8. Commercial Web sites
Other places to check for published family histories are Web sites such as GenealogyLibrary.com. This site has collected nearly 3,000 family history books, concentrating on those published between 1880 and 1920 (works now in the public domain).
Also try Everton Publisher data. Plug in your surname or locality here to search 35,000 books related to family history, military, cemetery, county histories and periodicals. A free search will list the books containing that name or place, along with the book’s title, author, publisher and publisher’s address, and the page on which the word appears.
9. Family Web pages
You might also find electronically published family histories online. Some researchers find it more cost-effective to publish their genealogies electronically on their own home pages. You can search for family history Web pages at such sites as Genealogy.com and FamilySearch.

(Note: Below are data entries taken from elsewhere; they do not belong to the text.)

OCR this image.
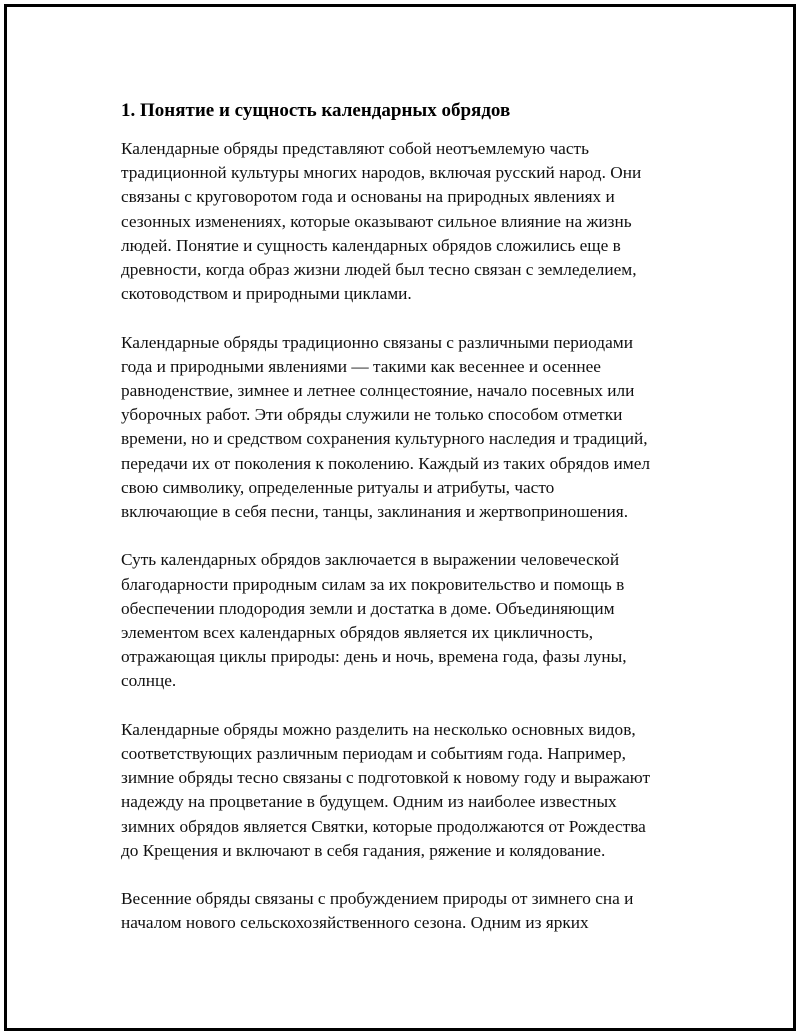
1. Понятие и сущность календарных обрядов

Календарные обряды представляют собой неотъемлемую часть
традиционной культуры многих народов, включая русский народ. Они
связаны с круговоротом года и основаны на природных явлениях и
сезонных изменениях, которые оказывают сильное влияние на жизнь
людей. Понятие и сущность календарных обрядов сложились еще в
древности, когда образ жизни людей был тесно связан с земледелием,
скотоводством и природными циклами.

Календарные обряды традиционно связаны с различными периодами
года и природными явлениями — такими как весеннее и осеннее
равноденствие, зимнее и летнее солнцестояние, начало посевных или
уборочных работ. Эти обряды служили не только способом отметки
времени, но и средством сохранения культурного наследия и традиций,
передачи их от поколения к поколению. Каждый из таких обрядов имел
свою символику, определенные ритуалы и атрибуты, часто
включающие в себя песни, танцы, заклинания и жертвоприношения.

Суть календарных обрядов заключается в выражении человеческой
благодарности природным силам за их покровительство и помощь в
обеспечении плодородия земли и достатка в доме. Объединяющим
элементом всех календарных обрядов является их цикличность,
отражающая циклы природы: день и ночь, времена года, фазы луны,
солнце.

Календарные обряды можно разделить на несколько основных видов,
соответствующих различным периодам и событиям года. Например,
зимние обряды тесно связаны с подготовкой к новому году и выражают
надежду на процветание в будущем. Одним из наиболее известных
зимних обрядов является Святки, которые продолжаются от Рождества
до Крещения и включают в себя гадания, ряжение и колядование.

Весенние обряды связаны с пробуждением природы от зимнего сна и
началом нового сельскохозяйственного сезона. Одним из ярких
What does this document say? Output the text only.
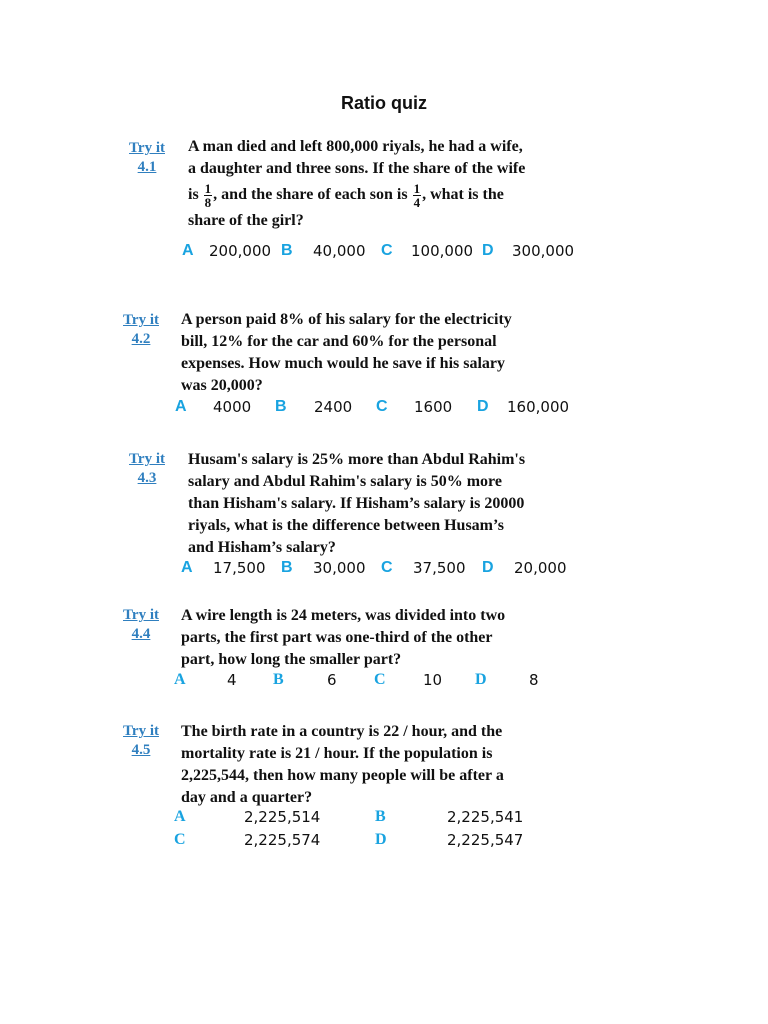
Ratio quiz
Try it
4.1
A man died and left 800,000 riyals, he had a wife,
a daughter and three sons. If the share of the wife
is $\frac{1}{8}$ , and the share of each son is $\frac{1}{4}$ , what is the
share of the girl?
A 200,000 B 40,000 C 100,000 D 300,000
Try it
4.2
A person paid 8% of his salary for the electricity
bill, 12% for the car and 60% for the personal
expenses. How much would he save if his salary
was 20,000?
A 4000 B 2400 C 1600 D 160,000
Try it
4.3
Husam's salary is 25% more than Abdul Rahim's
salary and Abdul Rahim's salary is 50% more
than Hisham's salary. If Hisham’s salary is 20000
riyals, what is the difference between Husam’s
and Hisham’s salary?
A 17,500 B 30,000 C 37,500 D 20,000
Try it
4.4
A wire length is 24 meters, was divided into two
parts, the first part was one-third of the other
part, how long the smaller part?
A	4 B	6 C 10 D	8
Try it
4.5
The birth rate in a country is 22 / hour, and the
mortality rate is 21 / hour. If the population is
2,225,544, then how many people will be after a
day and a quarter?
A	2,225,514	B	2,225,541
C	2,225,574	D	2,225,547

You can search the entire Web for your ancestors’ surnames plus keywords such as genealogy or family on Google.
10. Aunt Tilda’s attic
Just because you don’t find a reference to your surname in any of the above sources doesn’t mean that no written family history exists. When Great-aunt Tilda wrote the family history, she might have made a limited number of copies, and the only place the book might be available is in some obscure research repository or in a trunk in Aunt Tilda’s attic. Sometimes the “book” is no more than photocopied pages bound in a notebook and distributed only among family. Make sure you check with all of your relatives to see if they’re aware of any such family history. Typically, however, authors today who go to the trouble of compiling a family history will make it known and available through at least one of the above avenues.